En nuestra pequeña aldea, las cargas de las brigadas ligeras de la política consisten en agitar fantasmas de un pasado más o menos cercano del que muy pocos (por no decir ninguno) pueden salir "libres de culpa y cargo". Apoyos circunstanciales con estratégicos fines electorales de coyuntura, fotos comprometedoras, declaraciones de amor u odio a la misma persona con diferencia de pocos años y pieles de cordero para ocultar fines inconfesables, forman el variado menú de "agachadas" y "chicanas" que van de lo patético a lo criminal, pasando por lo bochornoso y lo bizarro.

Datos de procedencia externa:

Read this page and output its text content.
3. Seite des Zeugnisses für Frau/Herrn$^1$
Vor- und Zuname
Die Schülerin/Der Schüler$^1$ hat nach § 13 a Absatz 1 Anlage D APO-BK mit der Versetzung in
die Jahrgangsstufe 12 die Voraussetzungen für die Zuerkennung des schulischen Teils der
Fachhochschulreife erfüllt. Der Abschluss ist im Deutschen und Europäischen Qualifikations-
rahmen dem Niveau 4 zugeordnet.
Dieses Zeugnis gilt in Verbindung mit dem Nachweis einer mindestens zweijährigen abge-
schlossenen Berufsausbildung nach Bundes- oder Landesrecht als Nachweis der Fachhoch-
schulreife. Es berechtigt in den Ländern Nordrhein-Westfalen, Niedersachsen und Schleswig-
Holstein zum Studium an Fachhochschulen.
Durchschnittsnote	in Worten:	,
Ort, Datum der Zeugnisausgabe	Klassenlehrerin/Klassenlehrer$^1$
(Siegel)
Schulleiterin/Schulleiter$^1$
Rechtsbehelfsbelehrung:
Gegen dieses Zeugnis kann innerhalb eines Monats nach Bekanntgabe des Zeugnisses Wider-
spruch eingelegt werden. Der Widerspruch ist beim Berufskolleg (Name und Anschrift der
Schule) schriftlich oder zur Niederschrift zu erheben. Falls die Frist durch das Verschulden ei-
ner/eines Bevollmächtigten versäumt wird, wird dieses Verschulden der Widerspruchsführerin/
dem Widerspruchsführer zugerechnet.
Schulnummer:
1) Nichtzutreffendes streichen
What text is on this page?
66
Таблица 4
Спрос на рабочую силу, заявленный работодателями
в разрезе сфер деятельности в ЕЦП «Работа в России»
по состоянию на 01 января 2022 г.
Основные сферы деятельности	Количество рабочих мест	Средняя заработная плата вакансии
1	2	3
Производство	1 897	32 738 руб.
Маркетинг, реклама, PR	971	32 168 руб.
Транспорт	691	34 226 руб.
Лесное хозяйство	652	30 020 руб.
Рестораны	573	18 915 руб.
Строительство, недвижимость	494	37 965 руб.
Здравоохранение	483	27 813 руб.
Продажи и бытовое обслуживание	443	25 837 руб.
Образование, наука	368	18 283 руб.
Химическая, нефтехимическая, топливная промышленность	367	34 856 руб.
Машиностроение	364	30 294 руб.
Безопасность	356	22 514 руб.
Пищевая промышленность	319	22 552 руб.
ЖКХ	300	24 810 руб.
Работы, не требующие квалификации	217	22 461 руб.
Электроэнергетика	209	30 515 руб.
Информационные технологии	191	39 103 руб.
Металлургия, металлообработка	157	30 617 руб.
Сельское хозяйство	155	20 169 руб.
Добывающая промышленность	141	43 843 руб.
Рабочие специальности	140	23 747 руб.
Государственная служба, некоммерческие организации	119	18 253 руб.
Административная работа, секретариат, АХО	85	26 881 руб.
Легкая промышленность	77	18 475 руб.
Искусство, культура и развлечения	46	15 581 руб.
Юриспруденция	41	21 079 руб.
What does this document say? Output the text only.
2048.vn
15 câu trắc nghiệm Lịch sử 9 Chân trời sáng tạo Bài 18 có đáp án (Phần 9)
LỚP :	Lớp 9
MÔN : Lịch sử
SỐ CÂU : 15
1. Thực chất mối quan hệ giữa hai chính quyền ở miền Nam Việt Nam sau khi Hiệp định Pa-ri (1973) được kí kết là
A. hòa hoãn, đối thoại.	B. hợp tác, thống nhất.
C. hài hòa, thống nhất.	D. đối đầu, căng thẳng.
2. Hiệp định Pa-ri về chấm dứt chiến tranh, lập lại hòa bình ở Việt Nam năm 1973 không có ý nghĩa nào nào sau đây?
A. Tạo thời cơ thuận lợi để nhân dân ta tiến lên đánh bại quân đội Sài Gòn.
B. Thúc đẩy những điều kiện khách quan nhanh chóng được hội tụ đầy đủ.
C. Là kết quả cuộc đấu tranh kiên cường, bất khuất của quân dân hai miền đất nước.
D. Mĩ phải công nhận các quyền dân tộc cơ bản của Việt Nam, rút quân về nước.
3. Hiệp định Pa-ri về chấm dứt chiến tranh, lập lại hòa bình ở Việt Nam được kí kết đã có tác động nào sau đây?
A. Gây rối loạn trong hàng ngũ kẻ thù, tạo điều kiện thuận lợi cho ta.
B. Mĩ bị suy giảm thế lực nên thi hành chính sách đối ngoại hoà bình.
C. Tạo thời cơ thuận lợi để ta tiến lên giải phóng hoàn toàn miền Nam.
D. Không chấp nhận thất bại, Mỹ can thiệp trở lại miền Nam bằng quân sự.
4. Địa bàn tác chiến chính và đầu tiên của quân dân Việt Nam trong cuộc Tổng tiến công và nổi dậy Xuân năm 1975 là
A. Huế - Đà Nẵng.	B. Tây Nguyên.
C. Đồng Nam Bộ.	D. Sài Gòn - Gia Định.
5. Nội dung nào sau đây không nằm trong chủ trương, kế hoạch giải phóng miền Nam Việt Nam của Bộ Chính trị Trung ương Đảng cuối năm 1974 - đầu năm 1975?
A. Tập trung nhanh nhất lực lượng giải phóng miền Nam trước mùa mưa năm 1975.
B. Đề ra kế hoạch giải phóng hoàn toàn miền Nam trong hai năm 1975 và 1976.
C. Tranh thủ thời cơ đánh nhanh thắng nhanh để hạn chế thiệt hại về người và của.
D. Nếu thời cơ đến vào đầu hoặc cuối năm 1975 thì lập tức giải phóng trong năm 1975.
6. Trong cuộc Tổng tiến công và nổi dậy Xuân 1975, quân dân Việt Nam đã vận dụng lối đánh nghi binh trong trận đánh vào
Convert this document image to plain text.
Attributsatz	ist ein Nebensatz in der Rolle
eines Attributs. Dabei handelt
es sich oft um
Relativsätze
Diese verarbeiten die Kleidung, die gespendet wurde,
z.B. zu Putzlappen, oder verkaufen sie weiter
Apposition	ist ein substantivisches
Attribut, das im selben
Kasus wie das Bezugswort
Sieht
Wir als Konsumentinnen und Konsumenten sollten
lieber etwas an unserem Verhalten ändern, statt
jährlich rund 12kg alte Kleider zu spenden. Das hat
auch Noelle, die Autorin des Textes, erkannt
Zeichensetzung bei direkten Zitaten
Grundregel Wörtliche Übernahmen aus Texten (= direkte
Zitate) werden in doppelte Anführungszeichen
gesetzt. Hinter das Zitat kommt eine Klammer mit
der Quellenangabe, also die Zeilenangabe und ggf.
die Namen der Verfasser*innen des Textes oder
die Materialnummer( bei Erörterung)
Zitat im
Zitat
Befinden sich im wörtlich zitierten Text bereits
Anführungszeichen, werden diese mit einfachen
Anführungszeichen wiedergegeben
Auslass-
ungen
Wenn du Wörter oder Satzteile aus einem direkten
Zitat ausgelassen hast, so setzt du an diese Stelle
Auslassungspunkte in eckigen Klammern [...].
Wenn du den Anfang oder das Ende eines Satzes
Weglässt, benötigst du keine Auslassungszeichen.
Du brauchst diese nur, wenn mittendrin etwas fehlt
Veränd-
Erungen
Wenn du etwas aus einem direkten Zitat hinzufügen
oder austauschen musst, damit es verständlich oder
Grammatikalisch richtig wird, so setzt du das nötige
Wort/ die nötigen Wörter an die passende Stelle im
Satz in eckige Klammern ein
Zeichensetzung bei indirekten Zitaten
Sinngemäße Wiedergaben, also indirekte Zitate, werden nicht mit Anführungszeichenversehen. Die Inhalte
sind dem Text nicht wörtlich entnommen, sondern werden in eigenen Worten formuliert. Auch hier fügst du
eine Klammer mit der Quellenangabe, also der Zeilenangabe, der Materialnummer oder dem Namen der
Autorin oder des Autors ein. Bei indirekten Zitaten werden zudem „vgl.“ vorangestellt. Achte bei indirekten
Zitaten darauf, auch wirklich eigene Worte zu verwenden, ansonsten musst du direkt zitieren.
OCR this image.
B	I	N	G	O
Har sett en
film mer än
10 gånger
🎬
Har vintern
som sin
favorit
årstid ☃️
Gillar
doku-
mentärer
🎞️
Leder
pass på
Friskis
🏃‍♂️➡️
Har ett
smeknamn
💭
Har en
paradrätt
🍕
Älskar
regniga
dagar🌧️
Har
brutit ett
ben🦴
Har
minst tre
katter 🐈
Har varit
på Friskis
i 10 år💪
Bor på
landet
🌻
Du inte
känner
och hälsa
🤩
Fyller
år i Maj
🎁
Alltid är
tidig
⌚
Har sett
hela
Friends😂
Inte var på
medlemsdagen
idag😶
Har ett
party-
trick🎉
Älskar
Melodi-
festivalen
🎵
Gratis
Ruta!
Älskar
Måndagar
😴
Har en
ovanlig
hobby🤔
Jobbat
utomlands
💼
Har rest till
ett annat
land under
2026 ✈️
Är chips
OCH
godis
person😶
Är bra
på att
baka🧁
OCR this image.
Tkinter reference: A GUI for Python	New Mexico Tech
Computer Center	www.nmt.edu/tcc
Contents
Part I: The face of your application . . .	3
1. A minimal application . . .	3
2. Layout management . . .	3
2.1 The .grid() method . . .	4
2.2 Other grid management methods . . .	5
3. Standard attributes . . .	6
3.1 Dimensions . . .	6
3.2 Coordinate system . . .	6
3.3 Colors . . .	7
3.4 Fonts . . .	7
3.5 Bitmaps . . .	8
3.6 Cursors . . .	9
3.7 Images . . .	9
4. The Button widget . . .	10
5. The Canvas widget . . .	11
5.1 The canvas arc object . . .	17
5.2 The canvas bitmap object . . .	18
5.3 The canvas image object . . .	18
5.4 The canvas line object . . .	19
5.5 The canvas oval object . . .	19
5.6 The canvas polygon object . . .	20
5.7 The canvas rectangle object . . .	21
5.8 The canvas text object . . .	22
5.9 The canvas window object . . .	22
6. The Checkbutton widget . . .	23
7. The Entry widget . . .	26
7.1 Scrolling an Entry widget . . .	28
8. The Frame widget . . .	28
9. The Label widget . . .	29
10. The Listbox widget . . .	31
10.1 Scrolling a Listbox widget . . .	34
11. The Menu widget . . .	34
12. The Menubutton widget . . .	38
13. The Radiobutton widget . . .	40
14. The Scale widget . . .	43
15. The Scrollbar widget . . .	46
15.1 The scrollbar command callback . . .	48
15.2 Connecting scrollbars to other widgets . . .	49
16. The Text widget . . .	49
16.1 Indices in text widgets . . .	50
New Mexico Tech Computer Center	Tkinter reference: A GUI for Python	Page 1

Pensar exactamente lo mismo durante cuarenta años puede ser sospechoso y denotar una estrechez de mente alarmante, pero cambiar de idea cada dos años de acuerdo con el gobierno de turno es claro síntoma de falta de rigor y coherencia.
Cuando un presidente (dos veces presidente para más datos) confiesa públicamente que mintió en la campaña porque "si les decía lo que realmente iba a hacer, no me hubieran votado" y la mayoría del pueblo lo aplaude y grita: "¡Qué vivo! ¡Qué astuto! ¡Qué político de raza! ¡Cómo nos conoce!", y le da otro período como premio a la flagrante mentira, que en situaciones normales debería hacer estallar una rebelión popular y un voto castigo contundente; cuando ello ocurre, ese pueblo está demostrando claras señales de deterioro moral.
Cuando otros presidentes se van antes de que termine su mandato y dejan al país en crisis terminales, caos sociales y debacles que incluyen muertos, heridos y represiones indiscriminadas, e insisten, ya fuera del poder, en atribuir todo a conspiraciones y complots (que nunca se prueban, pero siempre se sospechan), poniéndose en el mejor lugar de víctimas perseguidas por intereses creados y adoptando posiciones de "heroico renunciamiento para evitar más derramamientos de sangre", ahí estamos ante sociedades enfermas que crean sus propios monstruos y no pueden manejarlos.
Cuando otro presidente se parapeta tras el atril sin réplica posible para hacer campaña a sus candidatos desde un salón que debería ser realmente blanco, algo no está funcionando bien. Sin olvidar ni comparar ese abuso con momentos históricos para el terror como los que significaron ver ese mismo salón blanco ensombrecido por dictadores de uniforme que encarnaron una forma equivocada de defender la paz.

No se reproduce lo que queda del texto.